We walk along the river and onto a main road full of restaurants, art galleries, and
high-end boutiques. Willem parks the bike in a stand, and we take off on foot under
a long portico and then make a few more turns into what, at first, seems like it should
be a presidential residence or a royal palace, Versailles or something, the buildings
are so huge and grand. Then I spot the glass pyramid in the middle of the courtyard,
so I know we have arrived at the Louvre.

It’s mobbed. Thousands of people are flooding out of the buildings, like they’re evacuating
it, clutching poster tubes and large black-and-white shopping bags. Some are energized,
chatty, but many more look shell-shocked, weary, glazed after a day spent ingesting
epic portions of Culture! I know that look. The Teen Tours! brochure bragged that
it offered “young people the full-on European immersion experience! We’ll expose your
teen to a maximum number of cultures in a short period of time, broadening their view
of history, language, art, heritage, cuisine.” It was supposed to be enlightening,
but it mostly felt exhausting.

So when we discover that the Louvre just closed, I’m actually relieved.

“I’m sorry,” Willem says.

“Oh, I’m not.” I’m not sure if this qualifies as an accident or not, but I’m happy
either way.

We do an about-face and cross over a bridge and turn up the other bank of the river.
Alongside the embankment there are all kinds of vendors selling books and old magazines,
pristine issues of
Paris Match
with Jackie Kennedy on the cover and old pulp paperbacks with lurid covers, titled
in both English and French.
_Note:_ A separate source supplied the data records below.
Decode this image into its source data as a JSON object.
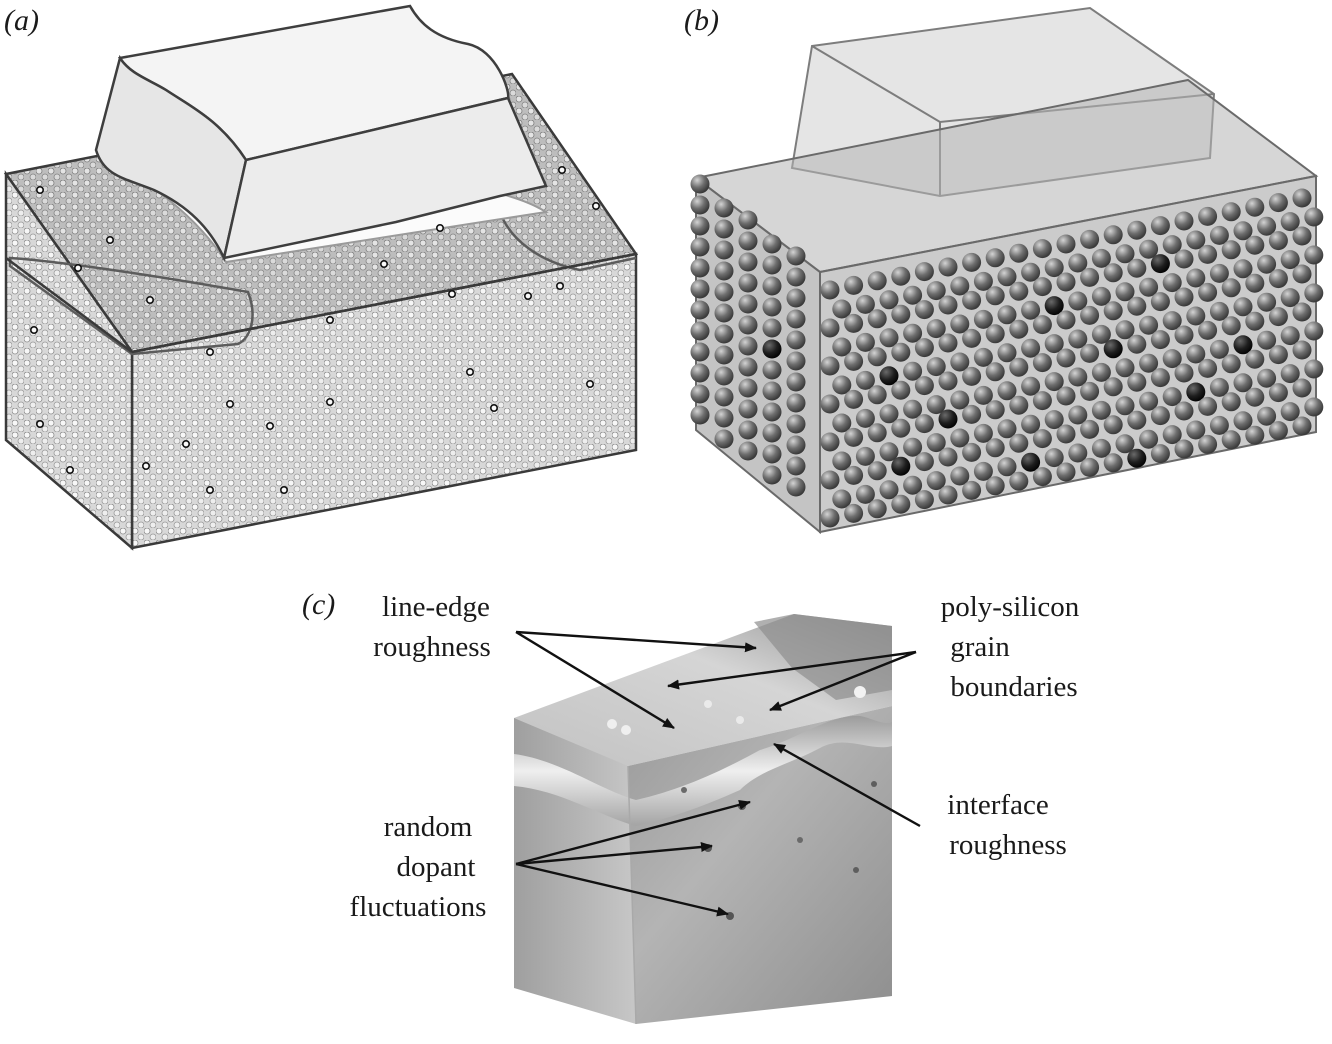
{
  "panels": {
    "a": {
      "label": "(a)"
    },
    "b": {
      "label": "(b)"
    },
    "c": {
      "label": "(c)"
    }
  },
  "annotations": {
    "line_edge": [
      "line-edge",
      "roughness"
    ],
    "poly_silicon": [
      "poly-silicon",
      "grain",
      "boundaries"
    ],
    "interface": [
      "interface",
      "roughness"
    ],
    "dopant": [
      "random",
      "dopant",
      "fluctuations"
    ]
  },
  "colors": {
    "gate": "#f2f2f2",
    "lattice": "#c8c8c8",
    "atom": "#6b6b6b",
    "dopant_atom": "#1e1e1e",
    "field_light": "#d6d6d6",
    "field_dark": "#8a8a8a"
  }
}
There’s one vendor with a bunch of bric-a-brac, old vases,
costume jewelry, and in a box on the side, a collection of dusty vintage alarm clocks.
I paw through and find a vintage SMI in Bakelite. “Twenty euro,” the kerchiefed saleslady
says to me. I try to keep a poker face. Twenty euro is about thirty bucks. The clock
is easily worth two hundred dollars.